Literacy rates remain high at over 90%. Most people speak at least two languages including English, so that a traveller is never lost. However, because the local language, Shona, is a fast language, people speak English just as fast and that may cause visitors some initial difficulty.

== Residential suburbs ==

The first residential village to be built at Chatsworth was probably the Railway worker's village. Because of the then segregation rules between blacks and whites, the village was built in two parts. The pre-fabricated corrugated tin two roomed shacks to the east of the railway line for black workers, and the large houses for white workers to the west of the railway line. The brick houses are still there, and still owned by the railways, but the shacks have been replaced by small two roomed houses, mostly owned by private residents.

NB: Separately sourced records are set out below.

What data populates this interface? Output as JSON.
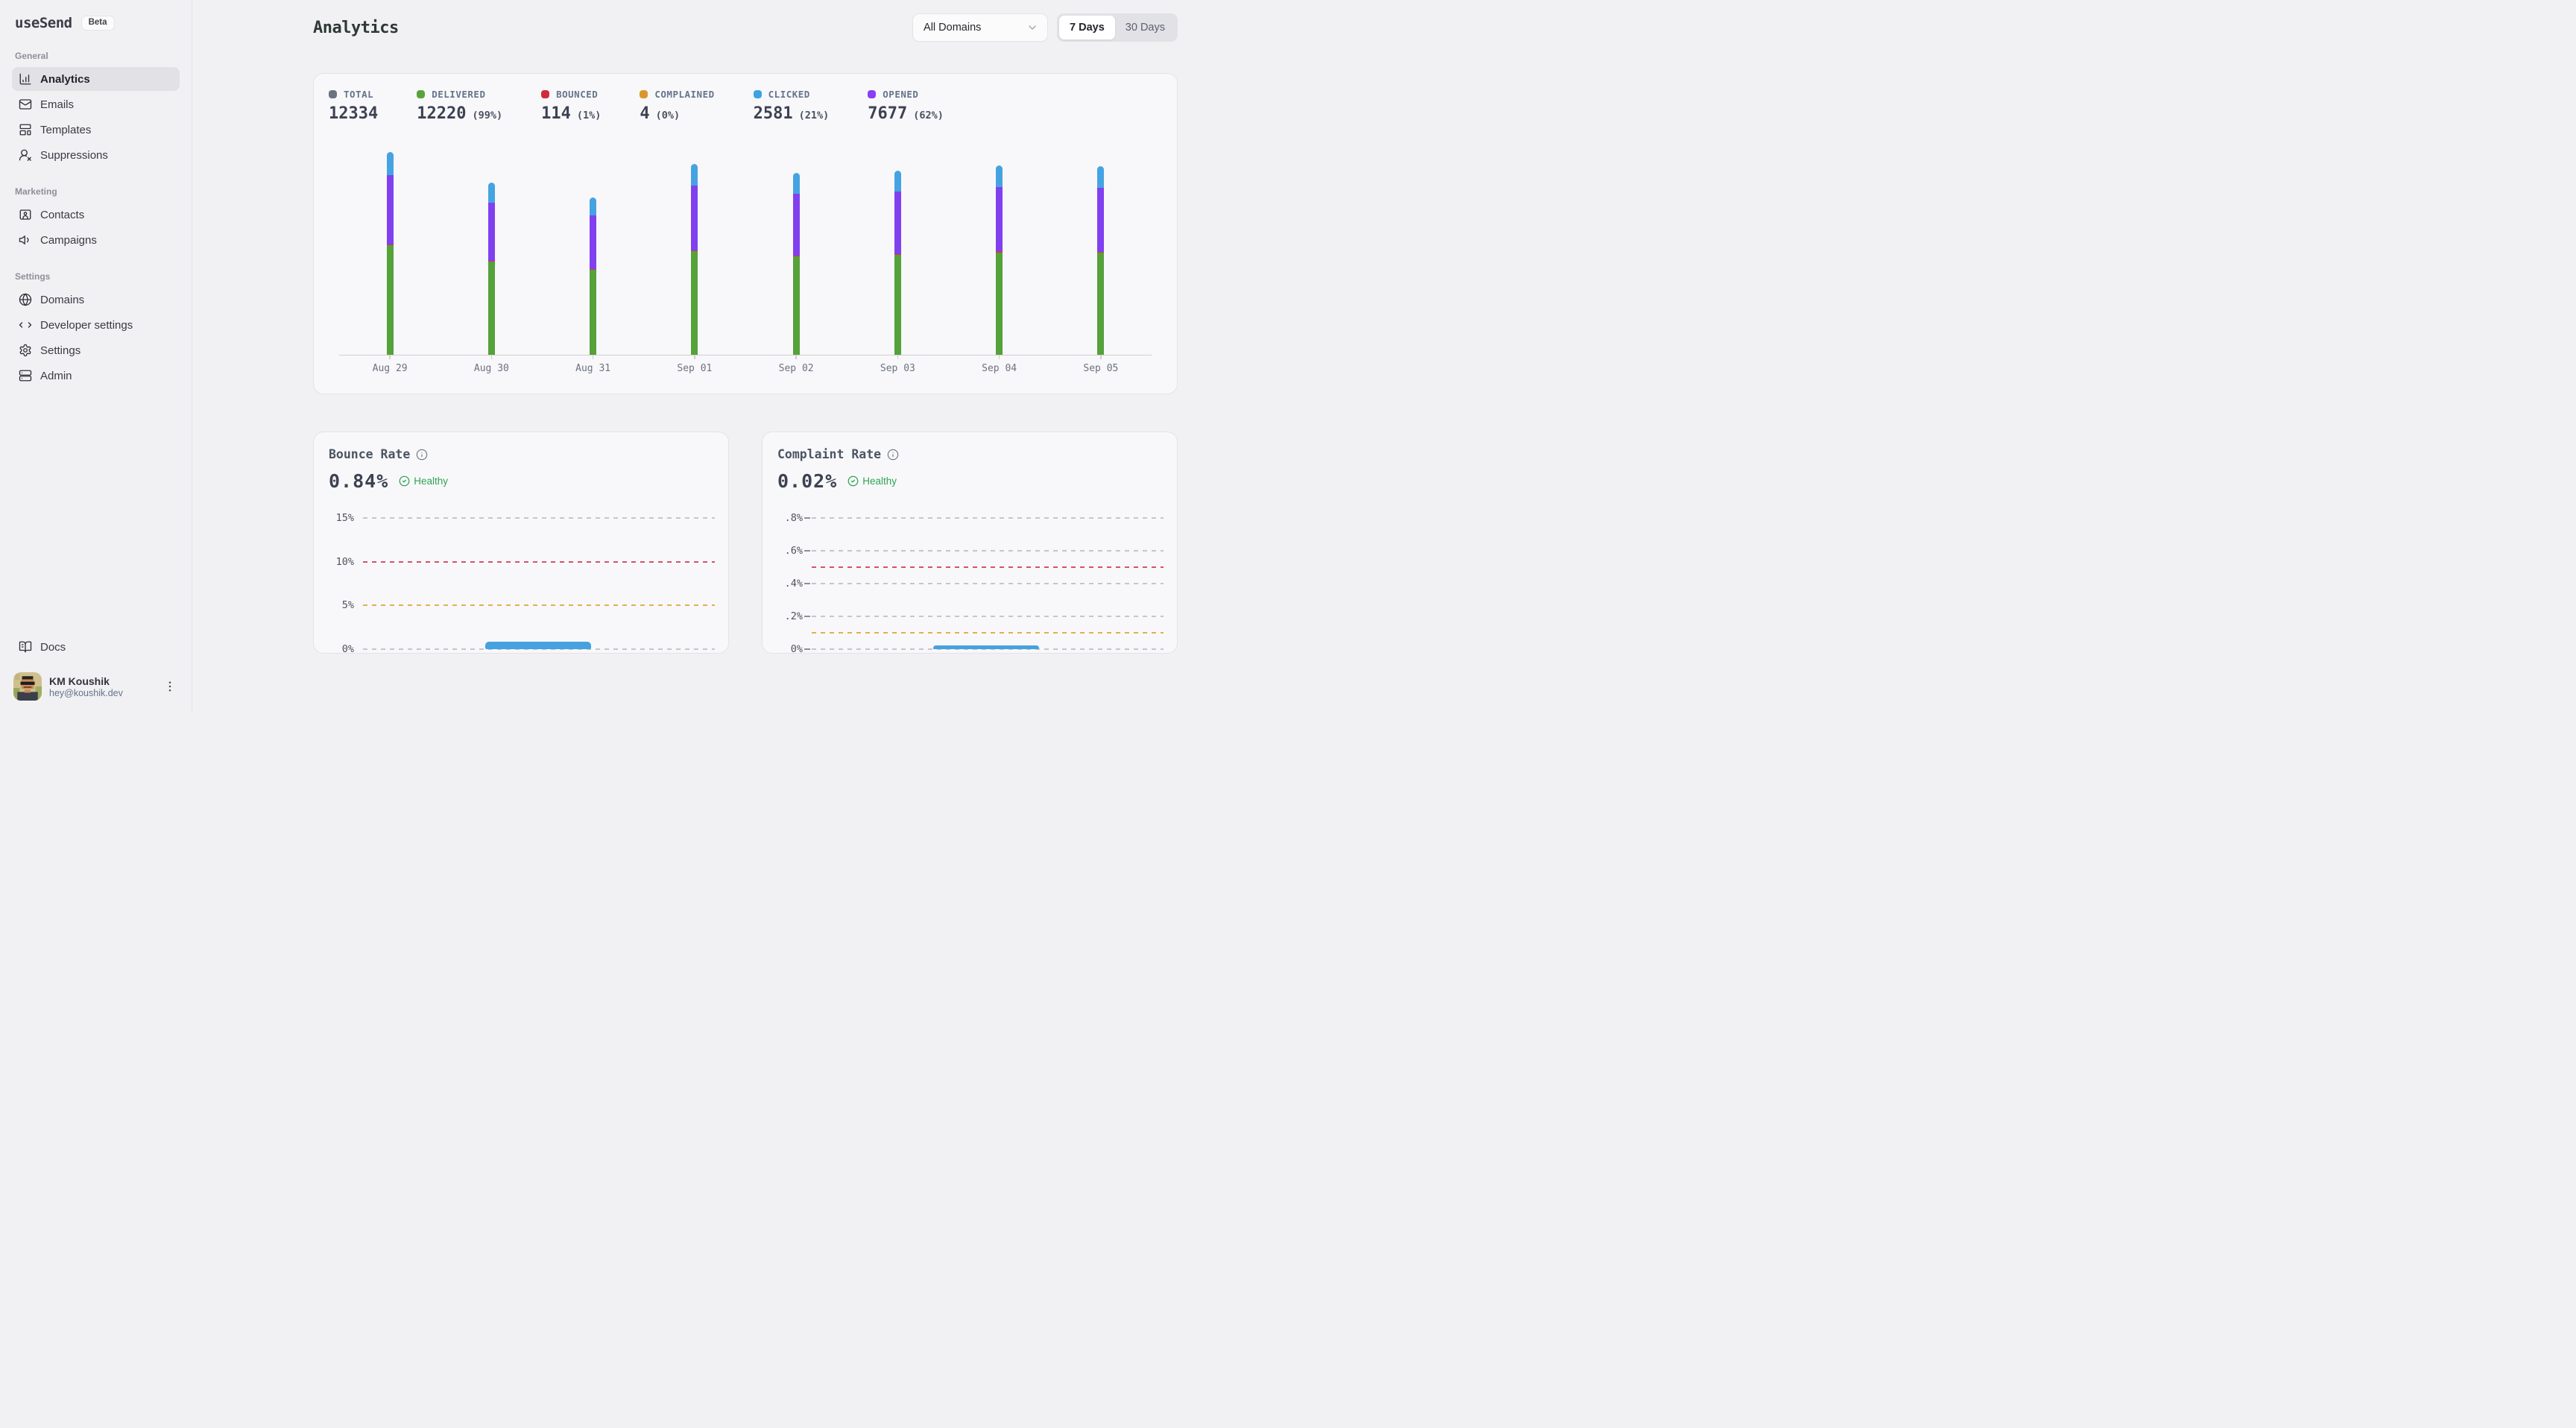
{
  "app": {
    "name": "useSend",
    "badge": "Beta"
  },
  "sidebar": {
    "sections": [
      {
        "label": "General",
        "items": [
          {
            "label": "Analytics",
            "icon": "chart-column",
            "active": true
          },
          {
            "label": "Emails",
            "icon": "mail",
            "active": false
          },
          {
            "label": "Templates",
            "icon": "layout-template",
            "active": false
          },
          {
            "label": "Suppressions",
            "icon": "user-x",
            "active": false
          }
        ]
      },
      {
        "label": "Marketing",
        "items": [
          {
            "label": "Contacts",
            "icon": "contact-card",
            "active": false
          },
          {
            "label": "Campaigns",
            "icon": "speaker",
            "active": false
          }
        ]
      },
      {
        "label": "Settings",
        "items": [
          {
            "label": "Domains",
            "icon": "globe",
            "active": false
          },
          {
            "label": "Developer settings",
            "icon": "code",
            "active": false
          },
          {
            "label": "Settings",
            "icon": "gear",
            "active": false
          },
          {
            "label": "Admin",
            "icon": "server",
            "active": false
          }
        ]
      }
    ],
    "footer": {
      "docs_label": "Docs",
      "user": {
        "name": "KM Koushik",
        "email": "hey@koushik.dev"
      }
    }
  },
  "header": {
    "title": "Analytics",
    "domain_filter": "All Domains",
    "ranges": [
      "7 Days",
      "30 Days"
    ],
    "selected_range": "7 Days"
  },
  "stats": [
    {
      "label": "TOTAL",
      "value": "12334",
      "percent": "",
      "color": "#6b7280"
    },
    {
      "label": "DELIVERED",
      "value": "12220",
      "percent": "(99%)",
      "color": "#59a33c"
    },
    {
      "label": "BOUNCED",
      "value": "114",
      "percent": "(1%)",
      "color": "#cf2b3a"
    },
    {
      "label": "COMPLAINED",
      "value": "4",
      "percent": "(0%)",
      "color": "#d9962f"
    },
    {
      "label": "CLICKED",
      "value": "2581",
      "percent": "(21%)",
      "color": "#3ea2e5"
    },
    {
      "label": "OPENED",
      "value": "7677",
      "percent": "(62%)",
      "color": "#8a3ef5"
    }
  ],
  "chart_data": [
    {
      "id": "email-volume",
      "type": "bar",
      "stacked": true,
      "categories": [
        "Aug 29",
        "Aug 30",
        "Aug 31",
        "Sep 01",
        "Sep 02",
        "Sep 03",
        "Sep 04",
        "Sep 05"
      ],
      "series": [
        {
          "name": "DELIVERED",
          "color": "#55a13a",
          "values": [
            1688,
            1433,
            1309,
            1591,
            1515,
            1536,
            1577,
            1571
          ]
        },
        {
          "name": "BOUNCED",
          "color": "#d03b46",
          "values": [
            16,
            13,
            12,
            15,
            14,
            14,
            15,
            15
          ]
        },
        {
          "name": "OPENED",
          "color": "#8140f0",
          "values": [
            1060,
            900,
            822,
            1000,
            952,
            965,
            991,
            987
          ]
        },
        {
          "name": "CLICKED",
          "color": "#46a3e2",
          "values": [
            357,
            303,
            276,
            336,
            320,
            324,
            333,
            332
          ]
        }
      ],
      "legend_position": "top",
      "grid": false
    },
    {
      "id": "bounce-rate",
      "type": "bar",
      "title": "Bounce Rate",
      "value_label": "0.84%",
      "status": "Healthy",
      "ylim": [
        0,
        15
      ],
      "tick_dash": false,
      "gridlines": [
        {
          "value": 0,
          "label": "0%",
          "color": "#c6c5cb"
        },
        {
          "value": 5,
          "label": "5%",
          "color": "#e0b050"
        },
        {
          "value": 10,
          "label": "10%",
          "color": "#d5526b"
        },
        {
          "value": 15,
          "label": "15%",
          "color": "#c6c5cb"
        }
      ],
      "extra_lines": [],
      "bar": {
        "value": 0.84,
        "color": "#45a2e0",
        "x_left": 0.348,
        "x_width": 0.3
      }
    },
    {
      "id": "complaint-rate",
      "type": "bar",
      "title": "Complaint Rate",
      "value_label": "0.02%",
      "status": "Healthy",
      "ylim": [
        0,
        0.8
      ],
      "tick_dash": true,
      "gridlines": [
        {
          "value": 0,
          "label": "0%",
          "color": "#c6c5cb"
        },
        {
          "value": 0.2,
          "label": ".2%",
          "color": "#c6c5cb"
        },
        {
          "value": 0.4,
          "label": ".4%",
          "color": "#c6c5cb"
        },
        {
          "value": 0.6,
          "label": ".6%",
          "color": "#c6c5cb"
        },
        {
          "value": 0.8,
          "label": ".8%",
          "color": "#c6c5cb"
        }
      ],
      "extra_lines": [
        {
          "value": 0.5,
          "color": "#d5526b"
        },
        {
          "value": 0.1,
          "color": "#e0b050"
        }
      ],
      "bar": {
        "value": 0.02,
        "color": "#45a2e0",
        "x_left": 0.346,
        "x_width": 0.3
      }
    }
  ]
}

Makaure Township: developed as more and more non-railway workers arrived to work in businesses serving the settlement. These included shops, the transport sector, the cattle farming sector, etc. Makaure Township later included the area formally belonging to the black railway workers. All of it comprised small houses, most of which did not have electricity till the early 1980s. They were all which meant for black people during the colonial era.

Chatsworth Suburb, formerly for whites only during colonial times, is situated about a mile out of town and those travelling through Chatsworth can easily miss it. The suburb has much bigger houses and the residents are generally much more affluent than those in Makaure Township.

== Water sources ==
Successive droughts have affected the local habitat and local economy. The area used to be a big producer of fruits such as mangoes, guavas, peaches, and wild fruits. Most of these fruit trees have died during droughts, and have been difficult to replace.

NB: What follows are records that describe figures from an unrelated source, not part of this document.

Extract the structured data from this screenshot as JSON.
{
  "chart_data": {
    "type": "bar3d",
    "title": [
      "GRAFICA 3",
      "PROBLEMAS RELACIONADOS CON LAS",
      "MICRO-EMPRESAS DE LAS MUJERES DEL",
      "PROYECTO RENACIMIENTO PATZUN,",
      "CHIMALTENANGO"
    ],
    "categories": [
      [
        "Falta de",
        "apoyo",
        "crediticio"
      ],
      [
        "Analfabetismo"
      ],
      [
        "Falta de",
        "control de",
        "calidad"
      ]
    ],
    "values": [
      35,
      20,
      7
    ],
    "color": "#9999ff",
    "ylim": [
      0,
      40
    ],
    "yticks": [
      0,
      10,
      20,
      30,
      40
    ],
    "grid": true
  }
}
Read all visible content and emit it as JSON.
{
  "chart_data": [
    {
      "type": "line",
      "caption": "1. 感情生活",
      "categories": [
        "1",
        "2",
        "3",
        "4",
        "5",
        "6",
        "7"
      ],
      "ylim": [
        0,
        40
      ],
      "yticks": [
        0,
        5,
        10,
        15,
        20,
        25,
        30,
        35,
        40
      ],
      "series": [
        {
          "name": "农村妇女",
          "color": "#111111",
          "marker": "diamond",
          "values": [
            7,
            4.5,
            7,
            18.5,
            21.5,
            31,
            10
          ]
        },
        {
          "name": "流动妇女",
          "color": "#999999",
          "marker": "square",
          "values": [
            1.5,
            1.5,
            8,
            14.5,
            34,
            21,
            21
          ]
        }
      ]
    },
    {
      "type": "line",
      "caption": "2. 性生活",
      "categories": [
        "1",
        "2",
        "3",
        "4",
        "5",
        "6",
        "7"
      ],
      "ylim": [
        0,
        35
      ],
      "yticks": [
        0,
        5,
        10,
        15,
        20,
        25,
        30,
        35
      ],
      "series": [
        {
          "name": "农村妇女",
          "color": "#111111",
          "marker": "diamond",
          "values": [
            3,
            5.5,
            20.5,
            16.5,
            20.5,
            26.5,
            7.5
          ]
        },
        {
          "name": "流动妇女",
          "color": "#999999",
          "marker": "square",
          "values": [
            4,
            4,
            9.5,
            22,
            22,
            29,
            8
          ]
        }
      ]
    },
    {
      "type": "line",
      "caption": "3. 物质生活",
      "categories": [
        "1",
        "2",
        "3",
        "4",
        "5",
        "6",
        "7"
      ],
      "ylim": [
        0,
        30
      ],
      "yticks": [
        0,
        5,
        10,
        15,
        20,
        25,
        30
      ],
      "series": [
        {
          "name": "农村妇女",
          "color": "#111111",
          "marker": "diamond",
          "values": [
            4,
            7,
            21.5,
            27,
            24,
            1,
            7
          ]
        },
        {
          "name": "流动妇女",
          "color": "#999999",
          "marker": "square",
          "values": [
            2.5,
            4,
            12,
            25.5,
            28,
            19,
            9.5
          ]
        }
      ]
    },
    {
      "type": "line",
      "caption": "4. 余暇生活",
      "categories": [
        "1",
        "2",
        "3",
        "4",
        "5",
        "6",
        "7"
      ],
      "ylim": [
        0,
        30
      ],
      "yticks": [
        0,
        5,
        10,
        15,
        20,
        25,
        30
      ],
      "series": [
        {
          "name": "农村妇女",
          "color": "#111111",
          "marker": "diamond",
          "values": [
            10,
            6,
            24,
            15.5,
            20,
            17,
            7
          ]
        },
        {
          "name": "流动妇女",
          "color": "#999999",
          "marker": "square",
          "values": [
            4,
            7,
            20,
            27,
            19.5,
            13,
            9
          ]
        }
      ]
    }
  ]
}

In normal circumstances each rural family has its own well or there is a communal well. These tend to dry up during the frequent droughts that affect Zimbabwe. For Chatsworth itself, the piped water comes from Munyambe Dam a few km east along the Gutu Road. The dam is large enough to supply Chatsworth even during droughts. The water from a well is always the best water and does not require purification. Most wells are covered up so that nothing has access to the water. Recently there has been an effort to encourage people to consider other sources of water, including storing rainwater in underground tanks (prohibitively expensive) and recycling water.

==Fauna==
Hare, buck, snakes, monkeys, a wide variety of birds such as (doves, owls, brown eagles, king fishers, swallows, etc.), locusts, and others. Domestic animals are mainly cattle, donkeys, and some sheep. Goats do not thrive.

==Foods==

Local diet consists of a variety of foodstuffs as listed below. The main difference between European food and Zimbabwean rural food is the amount of meat in the diet. Rural Zimbabwe consumes a lot less meat. They also eat more fresh foods and fruit. The main challenge in rural Zimbabwe is food preservation. Most food is produced during one or other season and needs to be preserved so that it is available throughout the year. New and cheap methods of increasing the efficiency of preservation are always welcome to locals.

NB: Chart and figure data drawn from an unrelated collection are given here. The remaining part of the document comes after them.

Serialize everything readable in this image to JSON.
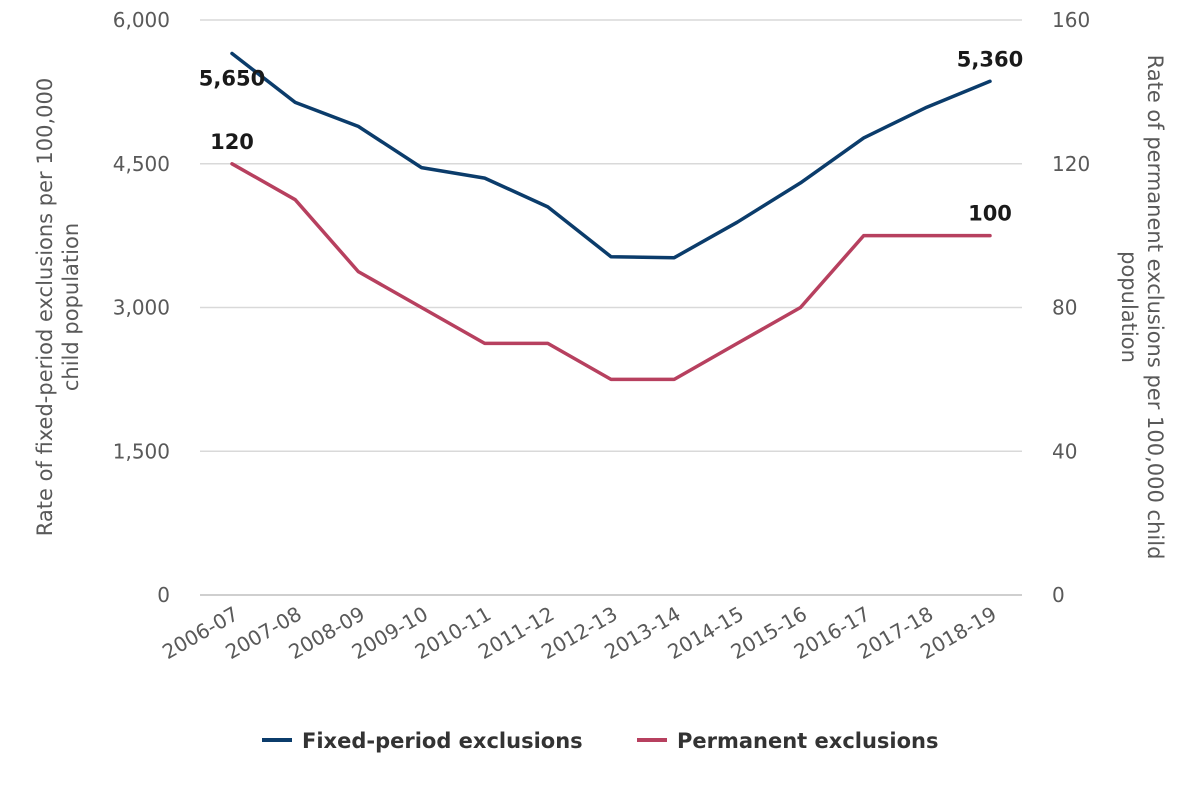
{
  "chart_data": {
    "type": "line",
    "title": "",
    "categories": [
      "2006-07",
      "2007-08",
      "2008-09",
      "2009-10",
      "2010-11",
      "2011-12",
      "2012-13",
      "2013-14",
      "2014-15",
      "2015-16",
      "2016-17",
      "2017-18",
      "2018-19"
    ],
    "y_left": {
      "label": "Rate of fixed-period exclusions per 100,000 child population",
      "range": [
        0,
        6000
      ],
      "ticks": [
        0,
        1500,
        3000,
        4500,
        6000
      ],
      "tick_labels": [
        "0",
        "1,500",
        "3,000",
        "4,500",
        "6,000"
      ]
    },
    "y_right": {
      "label": "Rate of permanent exclusions per 100,000 child population",
      "range": [
        0,
        160
      ],
      "ticks": [
        0,
        40,
        80,
        120,
        160
      ],
      "tick_labels": [
        "0",
        "40",
        "80",
        "120",
        "160"
      ]
    },
    "series": [
      {
        "name": "Fixed-period exclusions",
        "axis": "left",
        "color": "#0b3c6b",
        "values": [
          5650,
          5140,
          4890,
          4460,
          4350,
          4050,
          3530,
          3520,
          3890,
          4300,
          4770,
          5090,
          5360
        ],
        "end_labels": {
          "first": "5,650",
          "last": "5,360"
        }
      },
      {
        "name": "Permanent exclusions",
        "axis": "right",
        "color": "#b7405f",
        "values": [
          120,
          110,
          90,
          80,
          70,
          70,
          60,
          60,
          70,
          80,
          100,
          100,
          100
        ],
        "end_labels": {
          "first": "120",
          "last": "100"
        }
      }
    ],
    "grid": true,
    "legend": "bottom"
  }
}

- Sadza made from maize meal, rapocco meal or sorghum meal is the staple diet
- Vegetables such as can be grown in the garden. You will notice each family grows its own and they pick only when they need.
- Meat such as chicken, beef, lamb, and game. Most families keep their own chickens.
- Fruit: there is a wide variety of fruit such as mangoes, guavas, oranges, lemons, apples, etc., and some wild fruit which, like any other fruit are seasonal.